Case Description/Methods: A 39-year-old man with alcoholic cirrhosis and colonic CD’s (diagnosed 9 years prior) presented with 3 days of progressive epigastric discomfort, intermittent sharp left sided pain, nausea, and watery diarrhea. Physical examination was notable for generalized abdominal tenderness without peritonitis, palpable masses, hepatomegaly, ascites, or visible surgical scars. Laboratory evaluation was unremarkable. A CTAP was obtained and showed new mesenteric lymphadenopathy and a 9x4x4 cm lesion in the right lower quadrant (RLQ), concerning for a phlegmon and intra-abdominal abscess. He received 1 week of Metronidazole and Levaquin without improvement prompting further evaluation. Repeat CTAP was concerning for penetrating CD in the small bowel and cloverleaf configuration concerning for interloop phlegmon/fistula formation in the right lower quadrant. However, subsequent MRE revealed an enhancing mesenteric mass with irregular margins measuring 3.0 x 6.0 x 4.2 cm in the RLQ, most concerning for malignancy. A CT guided core needle biopsy was obtained, and pathology demonstrated lesional cells with nuclei positive for beta catenin. Molecular testing notable for a mutation in the CTNNB1-exon 3 gene. Together, the findings were most consistent with desmoid-type fibromatosis. After multidisciplinary discussion with surgery, oncology, and GI, the patient was managed conservatively without further complications.
Discussion: Desmoid tumors (DT’s) are locally aggressive but benign tumors of connective tissue that account for < 0.1% of all neoplasms. DTs may be associated with FAP, pregnancy, and prior abdominal trauma, but association with CD is not established. The few reported cases have been in patients with increased estrogen (e.g., female, OCP’s) or with prior intra-abdominal surgery. Our patient is unique in that he is male with CD who developed a DT in the absence of prior intra-abdominal surgeries. It is possible that a high estrogen state in the setting of cirrhosis contributed to development. This serves to highlight the importance of a broad differential including DT in with CD patients presenting with abdominal masses, indurated loops or inflamed intestine suggestive of phlegmon or abscess.

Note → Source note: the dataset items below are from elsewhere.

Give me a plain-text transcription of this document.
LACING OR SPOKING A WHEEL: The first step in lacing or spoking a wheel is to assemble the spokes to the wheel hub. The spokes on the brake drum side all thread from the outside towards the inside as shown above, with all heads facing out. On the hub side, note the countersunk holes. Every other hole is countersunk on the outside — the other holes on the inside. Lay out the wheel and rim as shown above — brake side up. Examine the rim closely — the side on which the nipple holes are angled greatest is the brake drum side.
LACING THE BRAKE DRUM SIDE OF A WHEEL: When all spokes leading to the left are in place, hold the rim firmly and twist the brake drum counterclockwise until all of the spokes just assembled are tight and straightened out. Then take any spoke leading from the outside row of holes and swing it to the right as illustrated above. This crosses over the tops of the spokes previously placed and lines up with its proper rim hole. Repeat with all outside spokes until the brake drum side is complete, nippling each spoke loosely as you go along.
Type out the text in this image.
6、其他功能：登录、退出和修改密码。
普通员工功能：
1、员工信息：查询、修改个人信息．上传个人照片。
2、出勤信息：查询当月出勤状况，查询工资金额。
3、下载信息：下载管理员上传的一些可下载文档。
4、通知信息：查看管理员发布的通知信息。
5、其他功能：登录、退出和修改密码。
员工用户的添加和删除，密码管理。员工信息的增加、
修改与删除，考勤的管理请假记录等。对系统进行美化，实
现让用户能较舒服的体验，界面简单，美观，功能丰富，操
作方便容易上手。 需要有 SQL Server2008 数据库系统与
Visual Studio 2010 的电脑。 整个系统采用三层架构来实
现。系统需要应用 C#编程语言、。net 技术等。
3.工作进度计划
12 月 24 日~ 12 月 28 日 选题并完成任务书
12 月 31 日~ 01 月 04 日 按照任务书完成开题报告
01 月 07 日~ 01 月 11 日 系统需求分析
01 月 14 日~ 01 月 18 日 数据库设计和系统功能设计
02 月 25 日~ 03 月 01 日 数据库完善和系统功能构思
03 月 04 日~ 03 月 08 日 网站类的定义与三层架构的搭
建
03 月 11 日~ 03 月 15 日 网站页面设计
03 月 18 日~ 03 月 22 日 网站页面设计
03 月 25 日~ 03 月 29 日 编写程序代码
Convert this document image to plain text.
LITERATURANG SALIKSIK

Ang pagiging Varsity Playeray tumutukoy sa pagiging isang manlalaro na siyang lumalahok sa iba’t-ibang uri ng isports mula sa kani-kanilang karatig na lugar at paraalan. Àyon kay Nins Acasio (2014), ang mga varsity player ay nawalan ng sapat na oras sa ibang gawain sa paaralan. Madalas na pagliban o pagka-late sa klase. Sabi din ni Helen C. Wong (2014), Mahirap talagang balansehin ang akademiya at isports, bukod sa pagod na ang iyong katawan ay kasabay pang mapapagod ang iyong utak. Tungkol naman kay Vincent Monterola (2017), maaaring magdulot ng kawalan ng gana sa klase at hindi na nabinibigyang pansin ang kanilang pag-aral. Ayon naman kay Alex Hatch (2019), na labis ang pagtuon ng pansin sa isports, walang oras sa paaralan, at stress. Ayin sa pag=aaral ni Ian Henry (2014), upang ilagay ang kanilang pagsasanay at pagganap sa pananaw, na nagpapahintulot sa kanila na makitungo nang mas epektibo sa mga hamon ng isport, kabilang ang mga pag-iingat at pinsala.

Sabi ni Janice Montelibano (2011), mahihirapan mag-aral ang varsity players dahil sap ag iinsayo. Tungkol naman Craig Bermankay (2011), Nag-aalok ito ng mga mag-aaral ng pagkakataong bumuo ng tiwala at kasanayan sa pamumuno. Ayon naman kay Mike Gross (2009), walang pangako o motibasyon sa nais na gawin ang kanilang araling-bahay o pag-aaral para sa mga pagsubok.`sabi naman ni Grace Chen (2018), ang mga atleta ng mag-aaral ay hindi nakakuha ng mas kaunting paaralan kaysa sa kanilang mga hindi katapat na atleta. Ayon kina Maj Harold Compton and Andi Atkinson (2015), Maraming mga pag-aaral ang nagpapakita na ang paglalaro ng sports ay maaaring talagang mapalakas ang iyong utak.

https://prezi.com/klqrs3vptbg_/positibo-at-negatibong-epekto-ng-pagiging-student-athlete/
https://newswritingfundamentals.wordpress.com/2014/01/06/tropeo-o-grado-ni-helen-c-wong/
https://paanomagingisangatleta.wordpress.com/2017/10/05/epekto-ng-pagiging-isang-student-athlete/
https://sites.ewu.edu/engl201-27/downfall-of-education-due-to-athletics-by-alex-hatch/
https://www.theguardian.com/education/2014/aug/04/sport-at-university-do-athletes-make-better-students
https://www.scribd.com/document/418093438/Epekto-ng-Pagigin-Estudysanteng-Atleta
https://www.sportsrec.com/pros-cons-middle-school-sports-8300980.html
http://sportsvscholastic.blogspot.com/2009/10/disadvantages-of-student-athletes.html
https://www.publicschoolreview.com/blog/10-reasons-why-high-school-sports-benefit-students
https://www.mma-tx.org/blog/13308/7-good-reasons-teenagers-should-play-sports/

Figure: CT assessment of abdominal pain demonstrating right lower quadrant mass concerning for infection, later diagnosed as desmoid tumor.
Disclosures:
Peter Sullivan indicated no relevant financial relationships.
Katherine Cooper indicated no relevant financial relationships.
Prasthanth Rau indicated no relevant financial relationships.
Peter Sullivan, MD, Katherine M.. Cooper, MD, Prasthanth Rau, MD. P3682 - Intra-Abdominal Desmoid Tumor in a Male Patient With Crohn’s Disease and Liver Cirrhosis: It’s Not Always an Abscess, ACG 2023 Annual Scientific Meeting Abstracts. Vancouver, BC, Canada: American College of Gastroenterology.